İhbar Tazminatında Bilinmeyenler
(10.07.2021)
İş hukukumuzda gerek işverenin gerekse işçinin hizmet akdinin sonlandırılması belirli kurallara bağlanmıştır...

İş hukukumuzda gerek işverenin gerekse işçinin hizmet akdinin sonlandırılması belirli kurallara bağlanmıştır. Bazı kurallar emredici nitelikte olup taraflar anlaşsa da bu kuralları ihlal edemez.

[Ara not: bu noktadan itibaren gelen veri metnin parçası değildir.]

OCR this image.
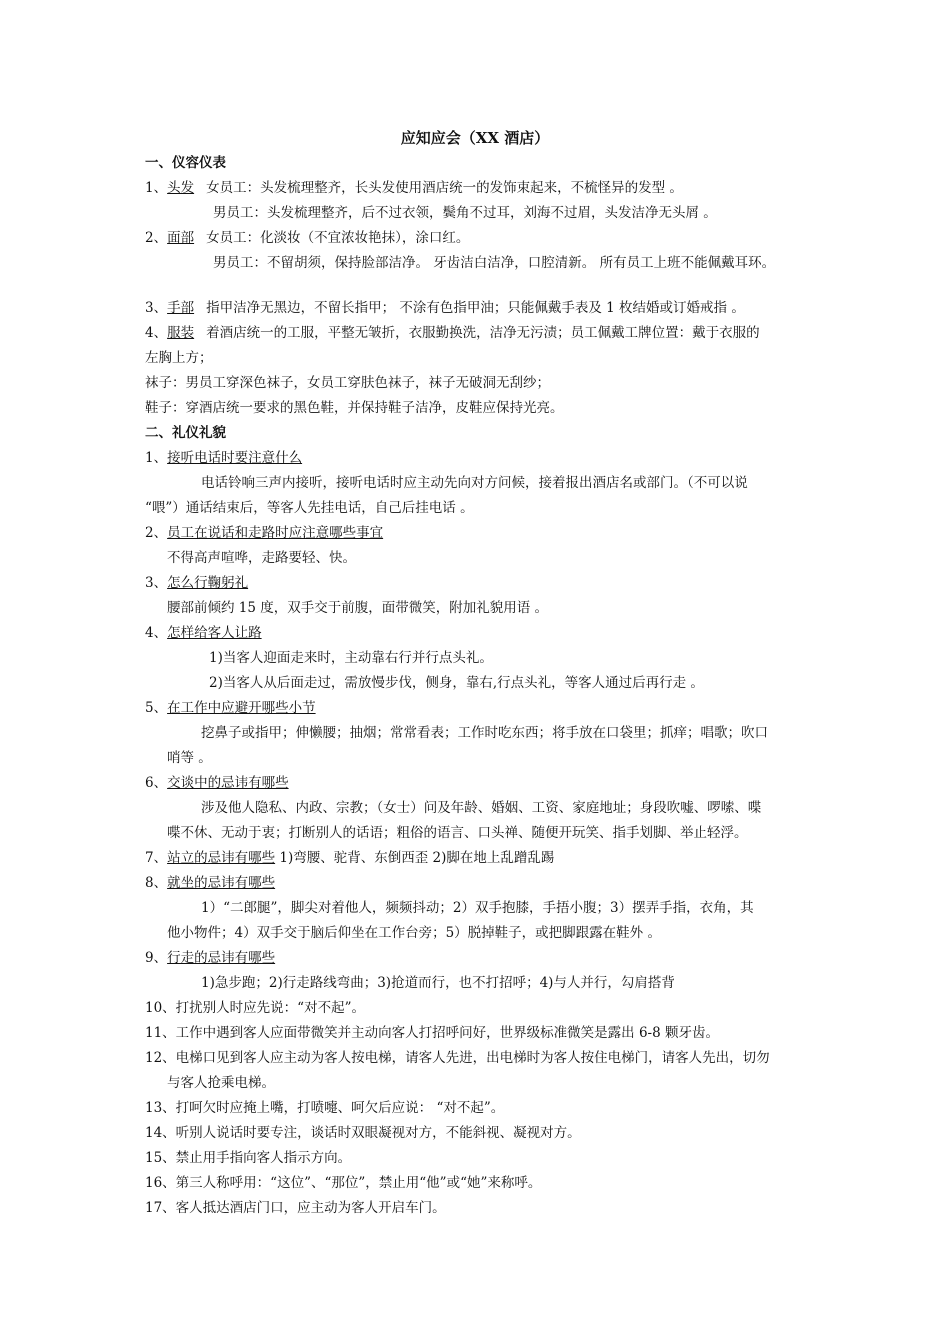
应知应会（XX 酒店）
一、仪容仪表
1、头发 女员工：头发梳理整齐，长头发使用酒店统一的发饰束起来，不梳怪异的发型 。
男员工：头发梳理整齐，后不过衣领，鬓角不过耳，刘海不过眉，头发洁净无头屑 。
2、面部 女员工：化淡妆（不宜浓妆艳抹），涂口红。
男员工：不留胡须，保持脸部洁净。 牙齿洁白洁净，口腔清新。 所有员工上班不能佩戴耳环。
3、手部 指甲洁净无黑边，不留长指甲； 不涂有色指甲油；只能佩戴手表及 1 枚结婚或订婚戒指 。
4、服装 着酒店统一的工服，平整无皱折，衣服勤换洗，洁净无污渍；员工佩戴工牌位置：戴于衣服的
左胸上方；
袜子：男员工穿深色袜子，女员工穿肤色袜子，袜子无破洞无刮纱；
鞋子：穿酒店统一要求的黑色鞋，并保持鞋子洁净，皮鞋应保持光亮。
二、礼仪礼貌
1、接听电话时要注意什么
电话铃响三声内接听，接听电话时应主动先向对方问候，接着报出酒店名或部门。（不可以说
“喂”）通话结束后，等客人先挂电话，自己后挂电话 。
2、员工在说话和走路时应注意哪些事宜
不得高声喧哗，走路要轻、快。
3、怎么行鞠躬礼
腰部前倾约 15 度，双手交于前腹，面带微笑，附加礼貌用语 。
4、怎样给客人让路
1)当客人迎面走来时，主动靠右行并行点头礼。
2)当客人从后面走过，需放慢步伐，侧身，靠右,行点头礼，等客人通过后再行走 。
5、在工作中应避开哪些小节
挖鼻子或指甲；伸懒腰；抽烟；常常看表；工作时吃东西；将手放在口袋里；抓痒；唱歌；吹口
哨等 。
6、交谈中的忌讳有哪些
涉及他人隐私、内政、宗教；（女士）问及年龄、婚姻、工资、家庭地址；身段吹嘘、啰嗦、喋
喋不休、无动于衷；打断别人的话语；粗俗的语言、口头禅、随便开玩笑、指手划脚、举止轻浮。
7、站立的忌讳有哪些 1)弯腰、驼背、东倒西歪 2)脚在地上乱蹭乱踢
8、就坐的忌讳有哪些
1）“二郎腿”，脚尖对着他人，频频抖动；2）双手抱膝，手捂小腹；3）摆弄手指，衣角，其
他小物件；4）双手交于脑后仰坐在工作台旁；5）脱掉鞋子，或把脚跟露在鞋外 。
9、行走的忌讳有哪些
1)急步跑；2)行走路线弯曲；3)抢道而行，也不打招呼；4)与人并行，勾肩搭背
10、打扰别人时应先说：“对不起”。
11、工作中遇到客人应面带微笑并主动向客人打招呼问好，世界级标准微笑是露出 6-8 颗牙齿。
12、电梯口见到客人应主动为客人按电梯，请客人先进，出电梯时为客人按住电梯门，请客人先出，切勿
与客人抢乘电梯。
13、打呵欠时应掩上嘴，打喷嚏、呵欠后应说： “对不起”。
14、听别人说话时要专注，谈话时双眼凝视对方，不能斜视、凝视对方。
15、禁止用手指向客人指示方向。
16、第三人称呼用：“这位”、“那位”，禁止用“他”或“她”来称呼。
17、客人抵达酒店门口，应主动为客人开启车门。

İşçinin zor durumda kalmaması için haklı ve geçerli bir sebep yoksa işveren derhal işçinin işine son vermemesi, ona belirli bir süre tanıyarak yeni iş bulması için ihbar önelleri düzenlemesi bulunmaktadır. Aynı şekilde işverenin de işlerinin aksamaması iş yerinde üretimin ya da hizmetin aksamaması için işçinin haklı sebebi yoksa derhal istifa edemeyeceği, böyle bir niyetinin olması hâlinde önceden işvereni bilgilendirip ihbar önellerini beklemesi yönünde hükümler söz konusudur.

KIDEME GÖRE “İHBAR ÖNELİ”

İş hukukumuzda hizmet akdi belirli şartlara göre derhal veya belirli bir sürenin geçmesiyle sonlandırılabilmektedir. Haklı bir sebep olmadan belirsiz süreli hizmet akdinin işçi ya da işveren tarafından sonlandırılmasından önce diğer tarafa işçinin kıdemine göre değişen aşağıdaki bildirim önellerine uyması gerekmektedir. Buna göre hizmet akdi;

  • İşi 6 aydan az sürmüş olan işçi için, bildirimin diğer tarafa yapılmasından başlayarak 2 hafta sonra,
  • İşi 6 aydan 1,5 yıla kadar sürmüş olan işçi için, bildirimin diğer tarafa yapılmasından başlayarak 4 hafta sonra,
  • İşi 1,5 yıldan 3 yıla kadar sürmüş olan işçi için, bildirimin diğer tarafa yapılmasından başlayarak 6 hafta sonra,
  • İşi 3 yıldan fazla sürmüş işçi için, bildirim yapılmasından başlayarak 8 hafta sonra,

Feshedilmiş sayılmaktadır. Taraflarca bildirim süreleri ortadan kaldırılamaz ya da azaltılamaz. Ancak, sürelerin sözleşme ile arttırılabileceği Kanunda düzenlenmiştir. Ancak, bildirim önellerinin arttırılabileceği belirtilmiş olmakla birlikte, Yasada bir üst sınır öngörülmemiştir. Yargıtay’ın üst sınırla ilgili verdiği kararlarında üst sınırın hâkim tarafından belirlenmesi ve en fazla ihbar ve kötü niyet tazminatlarının toplamı kadar olması gerektiği yönündedir.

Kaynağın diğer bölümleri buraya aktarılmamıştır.